Birdsongs have inspired humans and informed musical compositions, cultures and other art forms for centuries. This interactive music composition focuses on virtual representations of birds and nature (gardens, flowers and fruits), and how, in combination with virtual musical instruments (a four-stringed Asian lute), can provide new forms of musical expression at the intersections of interactivity, composition and storytelling.
Although composition scholars have created effective interactive virtual instruments (Hamilton and Platz “Carrillon”, 2016) and versatile virtual spatialisation tools (Dolphin “Cyclical Flow”, 2011), no musical work exists that combines such levels of interactive technology readiness, with a focus on the creative and intellectual advance of musical composition methods, informed by musical repertoire (mimicking birdsongs and forms of interaction with nature).
The research journey ineludibly starts with Messiaen's 1950's birdsong-inspired works and papers (HOLD, 1971; DEMUTH, 1960; HILL, 1994). It goes further by investigating how immersive technologies involving the Real, Virtual and Augmented (Climent, R., Pilkington, M., Mesárošová, A. , 2016) can match levels of musical expression found in related compositions. For instance, “Réveil des Oiseaux”, “Oiseaux Exotiques” and “Catalogue d'oiseaux (for piano)”; or Jonathan Harvey's “Bird Concerto with Pianosong”, often seen as successful choreographies of birdsong spectra via acoustic instruments. Furthermore, it explores how navigating the threshold between interactivity and storytelling can become a catalyst to construct form, embrace cultural meaning and to unfold the piece's sonic narrative.

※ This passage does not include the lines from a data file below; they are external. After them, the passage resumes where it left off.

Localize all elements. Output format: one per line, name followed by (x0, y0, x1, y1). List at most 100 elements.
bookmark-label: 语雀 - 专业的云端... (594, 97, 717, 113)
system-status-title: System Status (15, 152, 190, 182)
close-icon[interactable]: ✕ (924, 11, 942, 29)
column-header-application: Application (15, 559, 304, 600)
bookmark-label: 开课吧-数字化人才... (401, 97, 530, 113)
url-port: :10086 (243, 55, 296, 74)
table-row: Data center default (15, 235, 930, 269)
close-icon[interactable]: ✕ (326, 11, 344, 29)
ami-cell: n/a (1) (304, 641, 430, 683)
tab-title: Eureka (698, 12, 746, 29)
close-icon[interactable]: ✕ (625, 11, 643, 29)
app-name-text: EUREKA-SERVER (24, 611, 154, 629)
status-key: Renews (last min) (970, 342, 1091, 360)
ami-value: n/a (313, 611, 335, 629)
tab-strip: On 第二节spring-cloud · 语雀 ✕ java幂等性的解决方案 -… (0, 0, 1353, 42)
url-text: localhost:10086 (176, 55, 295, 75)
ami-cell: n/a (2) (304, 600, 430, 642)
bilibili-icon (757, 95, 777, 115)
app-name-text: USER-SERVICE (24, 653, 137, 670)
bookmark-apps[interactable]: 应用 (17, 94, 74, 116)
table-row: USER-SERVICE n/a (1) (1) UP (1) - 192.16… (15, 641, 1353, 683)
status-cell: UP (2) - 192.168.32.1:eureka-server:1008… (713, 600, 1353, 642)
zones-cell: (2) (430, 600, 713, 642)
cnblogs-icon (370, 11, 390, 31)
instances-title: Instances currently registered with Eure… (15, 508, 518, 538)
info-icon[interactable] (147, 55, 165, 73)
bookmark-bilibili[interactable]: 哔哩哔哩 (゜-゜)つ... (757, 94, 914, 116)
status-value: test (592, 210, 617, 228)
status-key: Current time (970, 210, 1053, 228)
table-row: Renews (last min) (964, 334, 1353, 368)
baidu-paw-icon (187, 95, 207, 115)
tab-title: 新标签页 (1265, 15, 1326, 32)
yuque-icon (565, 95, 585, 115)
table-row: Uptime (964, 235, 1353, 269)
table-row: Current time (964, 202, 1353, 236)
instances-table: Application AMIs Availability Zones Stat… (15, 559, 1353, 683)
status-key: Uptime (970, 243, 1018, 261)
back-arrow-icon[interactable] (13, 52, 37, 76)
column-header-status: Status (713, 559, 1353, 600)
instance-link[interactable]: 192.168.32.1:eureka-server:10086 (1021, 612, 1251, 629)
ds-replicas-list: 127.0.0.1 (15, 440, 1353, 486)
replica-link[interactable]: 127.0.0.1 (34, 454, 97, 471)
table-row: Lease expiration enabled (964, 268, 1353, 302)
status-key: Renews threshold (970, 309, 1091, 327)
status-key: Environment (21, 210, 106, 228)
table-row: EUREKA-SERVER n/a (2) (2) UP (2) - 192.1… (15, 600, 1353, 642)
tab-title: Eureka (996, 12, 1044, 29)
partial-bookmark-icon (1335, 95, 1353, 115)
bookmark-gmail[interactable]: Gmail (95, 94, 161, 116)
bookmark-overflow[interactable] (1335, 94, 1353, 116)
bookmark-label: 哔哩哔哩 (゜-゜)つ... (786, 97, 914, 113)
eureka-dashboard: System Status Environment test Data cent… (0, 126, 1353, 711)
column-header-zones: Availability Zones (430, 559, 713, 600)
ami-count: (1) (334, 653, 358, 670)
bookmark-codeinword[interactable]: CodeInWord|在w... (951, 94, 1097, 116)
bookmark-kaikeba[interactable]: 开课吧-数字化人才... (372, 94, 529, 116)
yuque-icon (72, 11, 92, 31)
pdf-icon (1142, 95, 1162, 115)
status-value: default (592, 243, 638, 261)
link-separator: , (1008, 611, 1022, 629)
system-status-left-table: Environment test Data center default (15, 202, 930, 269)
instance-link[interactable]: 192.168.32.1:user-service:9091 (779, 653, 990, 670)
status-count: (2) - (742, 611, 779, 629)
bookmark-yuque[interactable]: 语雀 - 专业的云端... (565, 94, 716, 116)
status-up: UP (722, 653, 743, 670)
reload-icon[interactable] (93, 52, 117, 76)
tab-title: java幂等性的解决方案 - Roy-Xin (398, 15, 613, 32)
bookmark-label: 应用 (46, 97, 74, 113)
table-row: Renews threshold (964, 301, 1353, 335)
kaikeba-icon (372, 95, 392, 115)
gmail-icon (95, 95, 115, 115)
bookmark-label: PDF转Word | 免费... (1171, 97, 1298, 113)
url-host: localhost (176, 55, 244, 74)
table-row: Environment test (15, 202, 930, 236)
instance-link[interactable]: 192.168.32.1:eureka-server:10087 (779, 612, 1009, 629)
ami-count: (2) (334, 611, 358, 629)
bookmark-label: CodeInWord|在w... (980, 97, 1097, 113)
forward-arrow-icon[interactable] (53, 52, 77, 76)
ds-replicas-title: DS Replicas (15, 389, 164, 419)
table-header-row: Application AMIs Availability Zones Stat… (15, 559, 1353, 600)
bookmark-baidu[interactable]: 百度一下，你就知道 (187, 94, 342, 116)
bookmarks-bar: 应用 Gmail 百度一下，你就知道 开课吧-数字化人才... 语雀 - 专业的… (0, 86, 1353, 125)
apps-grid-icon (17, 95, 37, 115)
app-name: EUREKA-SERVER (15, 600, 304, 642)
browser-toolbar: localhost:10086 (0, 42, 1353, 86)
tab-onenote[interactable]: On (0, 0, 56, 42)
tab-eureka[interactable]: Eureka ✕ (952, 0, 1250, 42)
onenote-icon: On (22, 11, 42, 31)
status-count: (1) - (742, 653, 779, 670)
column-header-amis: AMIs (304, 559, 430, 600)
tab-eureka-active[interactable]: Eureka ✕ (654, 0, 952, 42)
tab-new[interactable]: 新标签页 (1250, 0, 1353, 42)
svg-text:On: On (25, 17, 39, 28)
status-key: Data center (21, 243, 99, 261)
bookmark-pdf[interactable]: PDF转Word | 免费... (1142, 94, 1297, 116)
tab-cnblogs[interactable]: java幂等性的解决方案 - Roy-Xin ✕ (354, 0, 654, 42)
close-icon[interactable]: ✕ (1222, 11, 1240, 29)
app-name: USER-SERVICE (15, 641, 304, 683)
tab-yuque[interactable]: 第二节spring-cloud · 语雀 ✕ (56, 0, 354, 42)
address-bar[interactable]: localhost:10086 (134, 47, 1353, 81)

The storyline is informed by Master Zhuang, a 4th century BC Daoist philosopher, whose parables and folktales were often typified as a discussion between imaginary and/or real characters, as in this composition.
The syrinx interactive system is fully documented as a separate technical paper at OuvirOUver Journal; Climent, R.(2016), commission and published by Federal University of Uberlandia, Brazil.